CHRIST Embassy leader Chris Oyakhilome on Sunday failed to pull a bumper crowd of 100 000 people his church initially claimed had registered to attend the Nigerian preacher’s service, with notable gaps visible in the 60 000-seater National Sports Stadium.

BY XOLISANI NCUBE

Pastor Chris of Christ Embassy at the National Sports Stadium
Pastor Chris of Christ Embassy at the National Sports Stadium

Although the attendance was fairly big, some bays were not occupied, while the overflow venue set outside the stadium was not occupied during the entire service.

People started trickling in the morning up until the evening but the venue, which United Family International Church founder Emmanuel Makandiwa often fills to the brim on his annual Judgment Night vigils, proved too big for the Nigerian cleric.

There were also unproven allegations that some big churches had uniquely congested their church programmes to discourage their followers from attending.

The tele-evangelist only showed-up around 7pm and went straight into deliverance. A lot of people with different aliments lined up to give testimonies during the service with some in serious conditions seen getting assistance from paramedics before and after the pastor left the stage.

Pastor Chris, who often spoke about the impending good times for the country and spoke glowingly about Zimbabwe’s warm hospitality, promised to visit Harare again where he would be preaching as opposed to his maiden Worship and Communion Miracle Service.

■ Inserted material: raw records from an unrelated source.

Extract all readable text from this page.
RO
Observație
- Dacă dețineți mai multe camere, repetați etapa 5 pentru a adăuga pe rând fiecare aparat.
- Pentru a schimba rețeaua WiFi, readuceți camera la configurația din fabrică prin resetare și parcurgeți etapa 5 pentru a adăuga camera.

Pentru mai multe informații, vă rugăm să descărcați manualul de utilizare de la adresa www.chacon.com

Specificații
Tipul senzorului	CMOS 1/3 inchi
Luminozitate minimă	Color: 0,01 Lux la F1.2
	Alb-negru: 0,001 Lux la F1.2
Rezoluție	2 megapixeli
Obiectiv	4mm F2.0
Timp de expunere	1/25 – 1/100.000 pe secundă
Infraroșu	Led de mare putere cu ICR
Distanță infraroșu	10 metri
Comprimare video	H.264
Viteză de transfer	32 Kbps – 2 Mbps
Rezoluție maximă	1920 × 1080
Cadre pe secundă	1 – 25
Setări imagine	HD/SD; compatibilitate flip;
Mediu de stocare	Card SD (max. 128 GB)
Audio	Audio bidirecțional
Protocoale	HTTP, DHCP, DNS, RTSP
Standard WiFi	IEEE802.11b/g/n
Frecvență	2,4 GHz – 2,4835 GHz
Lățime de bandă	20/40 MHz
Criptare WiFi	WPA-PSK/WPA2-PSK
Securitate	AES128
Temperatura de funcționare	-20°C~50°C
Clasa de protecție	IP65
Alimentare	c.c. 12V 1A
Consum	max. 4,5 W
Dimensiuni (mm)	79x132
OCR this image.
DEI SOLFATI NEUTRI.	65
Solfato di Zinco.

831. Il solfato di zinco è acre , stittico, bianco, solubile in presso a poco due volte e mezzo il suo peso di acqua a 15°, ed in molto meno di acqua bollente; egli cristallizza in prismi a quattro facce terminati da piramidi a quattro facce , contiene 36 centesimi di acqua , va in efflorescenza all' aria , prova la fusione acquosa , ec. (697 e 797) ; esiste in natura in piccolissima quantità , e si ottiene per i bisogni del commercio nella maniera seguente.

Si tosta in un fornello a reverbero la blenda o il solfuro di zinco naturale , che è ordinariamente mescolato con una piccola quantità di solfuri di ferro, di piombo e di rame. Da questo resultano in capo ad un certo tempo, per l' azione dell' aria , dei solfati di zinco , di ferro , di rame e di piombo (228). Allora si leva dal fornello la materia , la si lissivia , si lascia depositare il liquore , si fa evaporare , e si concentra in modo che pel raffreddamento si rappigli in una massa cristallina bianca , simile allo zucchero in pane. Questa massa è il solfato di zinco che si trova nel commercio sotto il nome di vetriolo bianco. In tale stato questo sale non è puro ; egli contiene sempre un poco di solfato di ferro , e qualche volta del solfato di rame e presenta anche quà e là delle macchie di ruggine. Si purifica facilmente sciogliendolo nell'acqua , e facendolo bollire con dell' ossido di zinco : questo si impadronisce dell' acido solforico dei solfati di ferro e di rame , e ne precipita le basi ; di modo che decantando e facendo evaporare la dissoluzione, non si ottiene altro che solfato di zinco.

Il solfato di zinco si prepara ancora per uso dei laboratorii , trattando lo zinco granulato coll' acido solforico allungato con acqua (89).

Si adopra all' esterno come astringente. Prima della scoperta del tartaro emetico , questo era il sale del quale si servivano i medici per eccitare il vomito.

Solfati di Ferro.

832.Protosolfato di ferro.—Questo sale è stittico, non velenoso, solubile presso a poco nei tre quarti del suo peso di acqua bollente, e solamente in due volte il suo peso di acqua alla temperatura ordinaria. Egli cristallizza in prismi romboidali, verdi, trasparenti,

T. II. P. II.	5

Journalists who covered the event were subjected to harassment by the church’s security details that prevented the media from reaching even the VIP enclosure to take pictures of the charismatic preacher on the podium.

Although the media had been subjected to a very strict accreditation exercise by the church’s media team, the security details would have none of that, descending in their numbers on the journalists who were jostling to take pictures of the pastor as soon as he arrived at the stadium. Some of the security details were actually heard querying how the journalists had been allowed in, claiming the church did not need external people to cover such events as it had its own media team.

“We don’t need them here. We have our own reporters who should cover us,” one of the bouncers shouted as they charged at journalists.

Christ Embassy spokesperson Ruth Musarurwa was not picking calls and did not respond to questions sent on her mobile phone yesterday.